Trading volumes are expected to remain thin following the Christmas break and the run up to the end of the year holiday, resulting in low liquidity and irregular volatility.

Italy was scheduled to sell EUR9 billion of 6-month bills and EUR2.5 billion of two-year zero-coupon bonds later in the day. The country will also auction EUR8.5 billion of long-term debt maturing between 2014 and 2022 on Thursday.

The response to the auction will be a gauge of whether distressed government bonds will be purchased by European banks after the European Central Bank’s cash infusion last week.

Ahead of the auctions, the yield on Italy’s ten-year bonds hovered close to the 7% threshold, a level widely considered unsustainable in the long-term.

Euro zone developments have dominated trading in the oil market for the last several months, amid worries that the sovereign debt crisis could trigger a broader economic slowdown that would curb demand for oil.

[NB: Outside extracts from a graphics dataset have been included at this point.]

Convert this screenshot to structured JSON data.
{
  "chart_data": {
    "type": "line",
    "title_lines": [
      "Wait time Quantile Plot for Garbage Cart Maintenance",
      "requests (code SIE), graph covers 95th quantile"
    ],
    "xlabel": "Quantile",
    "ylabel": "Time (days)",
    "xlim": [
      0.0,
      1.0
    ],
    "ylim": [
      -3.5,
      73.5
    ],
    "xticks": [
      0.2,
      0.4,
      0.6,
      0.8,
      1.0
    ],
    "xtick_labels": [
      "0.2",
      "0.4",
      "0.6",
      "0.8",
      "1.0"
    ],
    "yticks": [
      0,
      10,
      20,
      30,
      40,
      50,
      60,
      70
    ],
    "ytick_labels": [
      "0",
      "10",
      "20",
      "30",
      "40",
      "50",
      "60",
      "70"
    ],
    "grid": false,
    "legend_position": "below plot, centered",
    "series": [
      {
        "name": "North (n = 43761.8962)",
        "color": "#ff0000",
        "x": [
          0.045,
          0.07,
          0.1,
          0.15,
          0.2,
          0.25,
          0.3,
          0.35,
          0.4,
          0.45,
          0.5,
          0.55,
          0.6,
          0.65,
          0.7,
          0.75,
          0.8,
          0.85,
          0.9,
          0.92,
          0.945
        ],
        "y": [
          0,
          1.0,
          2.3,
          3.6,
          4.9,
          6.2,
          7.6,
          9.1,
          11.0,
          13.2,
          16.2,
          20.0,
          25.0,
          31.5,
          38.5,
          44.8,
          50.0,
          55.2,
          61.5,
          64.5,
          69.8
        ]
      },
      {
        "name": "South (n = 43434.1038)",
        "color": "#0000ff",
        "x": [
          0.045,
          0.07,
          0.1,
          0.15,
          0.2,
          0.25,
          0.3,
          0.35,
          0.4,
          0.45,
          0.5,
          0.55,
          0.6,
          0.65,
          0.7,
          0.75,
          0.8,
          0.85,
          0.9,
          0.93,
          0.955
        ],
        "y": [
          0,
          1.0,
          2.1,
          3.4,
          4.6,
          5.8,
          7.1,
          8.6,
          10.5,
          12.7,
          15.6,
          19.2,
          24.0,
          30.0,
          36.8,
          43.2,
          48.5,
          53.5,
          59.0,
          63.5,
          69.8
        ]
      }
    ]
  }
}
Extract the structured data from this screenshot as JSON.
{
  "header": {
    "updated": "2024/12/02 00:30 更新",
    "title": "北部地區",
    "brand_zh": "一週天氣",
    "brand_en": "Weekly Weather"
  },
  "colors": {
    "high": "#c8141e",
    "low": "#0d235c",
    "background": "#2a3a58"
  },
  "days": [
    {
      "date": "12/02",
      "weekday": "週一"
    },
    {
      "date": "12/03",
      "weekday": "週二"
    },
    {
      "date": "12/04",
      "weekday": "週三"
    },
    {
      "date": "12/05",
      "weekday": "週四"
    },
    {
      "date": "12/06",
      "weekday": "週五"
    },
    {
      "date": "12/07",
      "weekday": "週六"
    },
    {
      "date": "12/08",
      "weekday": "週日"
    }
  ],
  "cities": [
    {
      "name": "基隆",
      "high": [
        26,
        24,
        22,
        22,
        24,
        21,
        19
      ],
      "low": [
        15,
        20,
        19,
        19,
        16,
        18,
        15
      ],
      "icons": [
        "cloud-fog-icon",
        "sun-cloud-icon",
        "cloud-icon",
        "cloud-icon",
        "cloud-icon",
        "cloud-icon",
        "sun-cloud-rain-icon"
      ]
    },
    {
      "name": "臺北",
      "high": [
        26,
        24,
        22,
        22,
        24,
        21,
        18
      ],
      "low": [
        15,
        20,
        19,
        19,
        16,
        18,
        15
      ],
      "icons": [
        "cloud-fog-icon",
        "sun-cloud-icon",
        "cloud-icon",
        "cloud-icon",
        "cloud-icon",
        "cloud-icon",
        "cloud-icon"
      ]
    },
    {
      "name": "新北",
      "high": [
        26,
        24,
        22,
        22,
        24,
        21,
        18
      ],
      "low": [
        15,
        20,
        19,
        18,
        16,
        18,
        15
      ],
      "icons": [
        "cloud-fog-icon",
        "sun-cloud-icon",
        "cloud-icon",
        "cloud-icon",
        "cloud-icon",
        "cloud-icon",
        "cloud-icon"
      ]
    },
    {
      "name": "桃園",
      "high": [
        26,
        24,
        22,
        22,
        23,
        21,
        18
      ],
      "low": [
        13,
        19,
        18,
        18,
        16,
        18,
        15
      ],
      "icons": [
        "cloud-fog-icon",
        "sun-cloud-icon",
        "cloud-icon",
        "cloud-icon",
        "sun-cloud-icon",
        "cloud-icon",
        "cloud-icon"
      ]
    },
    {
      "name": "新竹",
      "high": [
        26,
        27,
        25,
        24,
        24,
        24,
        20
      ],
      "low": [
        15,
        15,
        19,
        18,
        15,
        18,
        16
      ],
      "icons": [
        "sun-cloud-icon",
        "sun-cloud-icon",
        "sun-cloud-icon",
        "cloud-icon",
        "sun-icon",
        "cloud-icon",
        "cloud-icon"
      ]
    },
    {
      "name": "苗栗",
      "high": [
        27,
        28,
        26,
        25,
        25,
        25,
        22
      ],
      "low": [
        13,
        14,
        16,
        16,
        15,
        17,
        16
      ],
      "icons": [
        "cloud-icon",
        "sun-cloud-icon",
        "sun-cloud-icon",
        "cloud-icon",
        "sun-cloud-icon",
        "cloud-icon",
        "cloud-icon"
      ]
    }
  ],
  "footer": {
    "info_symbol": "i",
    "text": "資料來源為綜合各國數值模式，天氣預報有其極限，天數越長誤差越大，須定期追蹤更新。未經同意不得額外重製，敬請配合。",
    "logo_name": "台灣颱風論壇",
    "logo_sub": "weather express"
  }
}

Meanwhile, prices remained supported amid concerns over a disruption to Iranian oil exports after the Islamic Republic launched a ten-day naval exercise in the Strait of Hormuz on Saturday.

Iran’s first vice-president warned on Tuesday that the flow of oil through the Strait of Hormuz would be stopped if foreign sanctions were imposed on Iran’s crude exports over its nuclear ambitions.

The Strait of Hormuz, located between Iran and Oman, is one of the most important oil-shipping channels in the world, handling about 33% of all ocean-borne traded oil, according to the U.S. Energy Information Administration.

Elsewhere, on the ICE Futures Exchange, Brent oil futures for February delivery declined 0.67% to trade at USD108.53 a barrel, with the spread between the Brent and crude contracts standing at USD7.51 a barrel, the smallest differential since January 20.